Further information can be gained by administering glucagon to the hypoglycemic patient. Patients with insulin-mediated hypoglycemia will have increases in glucose >25 mg/dL, while patients with other causes of hypoglycemia will have lower increments.
Protocol (Phase 1): During the fast, the patient is allowed to take in only calorie-free and caffeine-free fluids. Nonessential medication should be withheld, and the patient should be encouraged to be active when awake. Glucose levels should be measured every six hours until the level drops below 60 mg/dL. Samples should then be collected hourly for glucose, insulin, C-peptide, and proinsulin levels. The fast should be concluded when the glucose level drops below 45 mg/dL and the patient exhibits symptoms of hypoglycemia or after a maximum of 72 hours.

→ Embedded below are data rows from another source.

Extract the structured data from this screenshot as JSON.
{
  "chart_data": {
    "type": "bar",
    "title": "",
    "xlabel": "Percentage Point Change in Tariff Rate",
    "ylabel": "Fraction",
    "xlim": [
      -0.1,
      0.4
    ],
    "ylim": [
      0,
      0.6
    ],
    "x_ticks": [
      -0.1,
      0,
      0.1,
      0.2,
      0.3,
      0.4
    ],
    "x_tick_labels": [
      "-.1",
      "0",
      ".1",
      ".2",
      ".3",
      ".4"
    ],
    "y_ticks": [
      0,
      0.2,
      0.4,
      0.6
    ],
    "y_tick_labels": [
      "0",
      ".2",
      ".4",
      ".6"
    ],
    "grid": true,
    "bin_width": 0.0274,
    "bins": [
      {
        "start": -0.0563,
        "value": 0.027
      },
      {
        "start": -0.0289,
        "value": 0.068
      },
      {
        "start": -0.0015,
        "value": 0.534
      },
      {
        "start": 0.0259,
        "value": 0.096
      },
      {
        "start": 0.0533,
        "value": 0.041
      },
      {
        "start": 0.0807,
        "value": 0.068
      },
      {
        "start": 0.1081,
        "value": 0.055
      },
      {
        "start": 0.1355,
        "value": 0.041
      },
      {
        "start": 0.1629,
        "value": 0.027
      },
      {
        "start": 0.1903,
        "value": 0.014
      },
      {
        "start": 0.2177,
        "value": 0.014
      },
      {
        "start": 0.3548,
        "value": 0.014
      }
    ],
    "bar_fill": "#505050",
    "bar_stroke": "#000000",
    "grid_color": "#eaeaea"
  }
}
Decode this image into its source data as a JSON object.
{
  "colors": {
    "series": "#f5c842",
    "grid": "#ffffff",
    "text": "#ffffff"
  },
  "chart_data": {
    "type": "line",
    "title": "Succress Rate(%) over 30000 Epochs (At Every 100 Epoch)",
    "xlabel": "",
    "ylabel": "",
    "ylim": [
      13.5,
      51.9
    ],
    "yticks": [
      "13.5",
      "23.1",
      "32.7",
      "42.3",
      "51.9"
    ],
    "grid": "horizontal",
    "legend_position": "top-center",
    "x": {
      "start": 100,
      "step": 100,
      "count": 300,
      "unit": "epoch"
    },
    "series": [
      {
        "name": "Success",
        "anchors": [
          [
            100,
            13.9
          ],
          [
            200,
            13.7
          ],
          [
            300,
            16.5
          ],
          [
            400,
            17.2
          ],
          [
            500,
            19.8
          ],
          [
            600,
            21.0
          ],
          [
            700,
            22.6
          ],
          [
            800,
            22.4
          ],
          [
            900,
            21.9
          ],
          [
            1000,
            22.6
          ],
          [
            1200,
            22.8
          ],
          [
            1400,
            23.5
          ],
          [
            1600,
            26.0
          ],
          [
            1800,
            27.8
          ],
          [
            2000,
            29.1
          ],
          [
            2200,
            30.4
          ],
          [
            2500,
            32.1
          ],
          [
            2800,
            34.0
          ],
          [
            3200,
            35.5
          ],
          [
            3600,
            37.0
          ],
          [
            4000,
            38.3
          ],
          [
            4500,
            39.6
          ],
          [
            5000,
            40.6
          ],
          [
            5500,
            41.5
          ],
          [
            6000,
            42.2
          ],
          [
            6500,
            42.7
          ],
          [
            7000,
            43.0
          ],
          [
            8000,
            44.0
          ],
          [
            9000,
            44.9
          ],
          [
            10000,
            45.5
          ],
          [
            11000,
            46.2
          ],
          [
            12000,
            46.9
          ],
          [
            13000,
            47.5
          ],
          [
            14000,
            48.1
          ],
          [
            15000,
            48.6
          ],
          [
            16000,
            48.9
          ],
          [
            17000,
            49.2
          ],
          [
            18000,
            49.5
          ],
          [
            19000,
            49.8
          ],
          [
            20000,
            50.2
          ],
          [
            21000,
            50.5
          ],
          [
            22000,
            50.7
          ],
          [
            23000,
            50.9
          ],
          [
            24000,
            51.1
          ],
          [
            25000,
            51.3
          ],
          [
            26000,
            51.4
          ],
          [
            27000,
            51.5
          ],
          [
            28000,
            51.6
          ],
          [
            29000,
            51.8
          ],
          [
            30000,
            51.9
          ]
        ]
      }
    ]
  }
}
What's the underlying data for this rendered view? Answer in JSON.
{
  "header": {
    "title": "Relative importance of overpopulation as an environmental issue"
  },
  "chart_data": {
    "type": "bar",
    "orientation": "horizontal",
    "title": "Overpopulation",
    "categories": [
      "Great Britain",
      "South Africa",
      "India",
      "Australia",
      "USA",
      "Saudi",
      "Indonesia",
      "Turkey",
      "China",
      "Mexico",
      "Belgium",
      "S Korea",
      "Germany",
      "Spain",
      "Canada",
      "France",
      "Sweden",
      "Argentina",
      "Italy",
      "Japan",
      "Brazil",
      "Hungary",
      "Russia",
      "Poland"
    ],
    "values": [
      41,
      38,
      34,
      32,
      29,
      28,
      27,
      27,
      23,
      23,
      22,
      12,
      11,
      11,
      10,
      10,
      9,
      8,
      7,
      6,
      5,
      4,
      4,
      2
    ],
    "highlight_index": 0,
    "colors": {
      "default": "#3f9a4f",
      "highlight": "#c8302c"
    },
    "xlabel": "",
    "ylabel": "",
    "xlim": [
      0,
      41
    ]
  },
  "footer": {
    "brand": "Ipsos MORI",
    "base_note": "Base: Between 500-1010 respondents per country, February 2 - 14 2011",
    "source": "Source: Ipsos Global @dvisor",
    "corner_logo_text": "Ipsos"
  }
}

Protocol (Phase 2): Perform this phase of the test only if the patient becomes hypoglycemic during phase 1. At the end of phase 1, inject 1 mg of glucagon intravenously and measure glucose levels at 10, 20, and 30 minutes.
Orderable Tests: See Comprehensive List of Procedures section for individual test information.
Note: The patient should be hospitalized during this protocol and intravenous access should be maintained. Glucose should be available for infusion.
1. Service FJ. Diagnostic approach to adults with hypoglycemic disorders. Endocrinol Metab Clin North Am. 1999 Sep; 28(3):519-532. PubMed 10500929
2. Sacks DB. Carbohydrates. In: Burtis CA, Ashwood ER, eds.Tietz Textbook of Clinical Chemistry. Philadelphia, Pa: WB Saunders; 1999: 750-808.